Couwenhoven R I, Snead M L
Center for Craniofacial Molecular Biology, University of Southern California School of Dentistry, Los Angeles 90033.
Dev Biol. 1994 Jul;164(1):290-9. doi: 10.1006/dbio.1994.1199.
The expression of tissue-specific enamel matrix genes is believed to require both instructive and permissive interactions of enamel organ epithelium with dental papilla mesenchyme and/or extracellular matrix during a restricted period of development. Biosynthesis of amelogenin gene products has been found to be associated with the terminal differentiation of inner enamel organ epithelium. The developing mouse first mandibular molar was used for a detailed examination of the temporal initiation and developmental pattern of amelogenin transcription. These studies define temporally instructive versus permissive influences on amelogenin transcription. During in vivo development, amelogenin transcripts were detected in late cap (15 days in utero; E15) through bell stage (E16 through E19) mouse molar tooth formation utilizing reverse transcription coupled to polymerase chain reaction amplification. Alternatively spliced amelogenin transcripts were detected in late bell stage (E18) molars. Amelogenin transcripts were also detected in isolated late cap stage (E15) enamel organ epithelium dissected free of dental papilla mesenchyme and cultured within a substitute basement membrane gel, but not in identical cap stage enamel organ epithelium cultured on plastic or a laminin-coated filter. Amelogenin transcripts were also found in early cap stage (E14) isolated enamel organ epithelium cultured within a basement membrane gel, but were not detected in enamel organ epithelium isolated from earlier stages of odontogenesis and cultured within a basement membrane gel. The results of these experiments indicate that a basement membrane gel is a useful extracellular substrate which provides permissive interactions required for the expression of amelogenin transcripts by enamel organ epithelium and that instructive interactions which determine enamel organ epithelium to become committed to amelogenin transcription occur prior to the early cap stage (E14) of odontogenesis. The results also suggest that continued interactions of enamel organ epithelium with dental papilla mesenchyme serve to regulate amelogenin transcription and post-transcriptional amelogenin RNA splicing in a complex manner during odontogenesis.
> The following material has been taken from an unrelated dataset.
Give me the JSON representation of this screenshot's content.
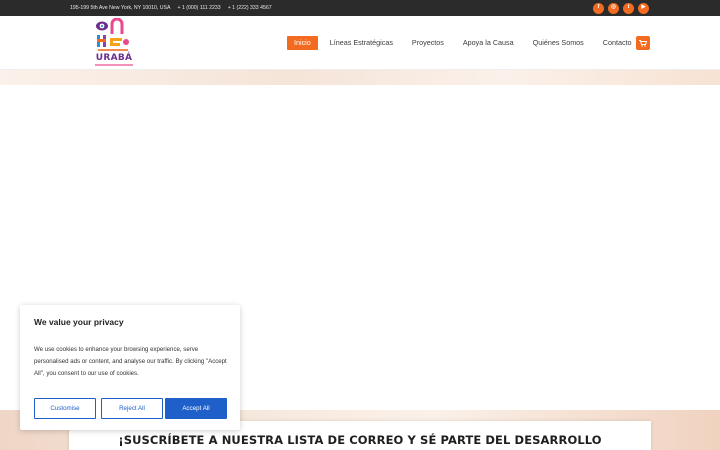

组织特异性釉基质基因的表达被认为在发育的特定时期需要釉器上皮与牙乳头间充质和/或细胞外基质之间的诱导性和允许性相互作用。已发现釉原蛋白基因产物的生物合成与内釉器上皮的终末分化有关。发育中的小鼠第一下颌磨牙被用于详细研究釉原蛋白转录的时间起始和发育模式。这些研究确定了对釉原蛋白转录的时间诱导性和允许性影响。在体内发育过程中,利用逆转录-聚合酶链反应扩增技术,在帽状晚期(子宫内15天;E15)至钟状期(E16至E19)的小鼠磨牙形成过程中检测到了釉原蛋白转录本。在钟状晚期(E18)磨牙中检测到了选择性剪接的釉原蛋白转录本。在分离的帽状晚期(E15)釉器上皮中也检测到了釉原蛋白转录本,该上皮已从牙乳头间充质中分离出来,并在替代基底膜凝胶中培养,但在塑料或层粘连蛋白包被的滤膜上培养的相同帽状期釉器上皮中未检测到。在基底膜凝胶中培养的帽状早期(E14)分离的釉器上皮中也发现了釉原蛋白转录本,但在牙胚发生早期阶段分离并在基底膜凝胶中培养的釉器上皮中未检测到。这些实验结果表明,基底膜凝胶是一种有用的细胞外基质,它提供了釉器上皮表达釉原蛋白转录本所需的允许性相互作用,并且决定釉器上皮致力于釉原蛋白转录的诱导性相互作用发生在牙胚发生的帽状早期(E14)之前。结果还表明,在牙胚发生过程中,釉器上皮与牙乳头间充质的持续相互作用以复杂的方式调节釉原蛋白转录和转录后釉原蛋白RNA剪接。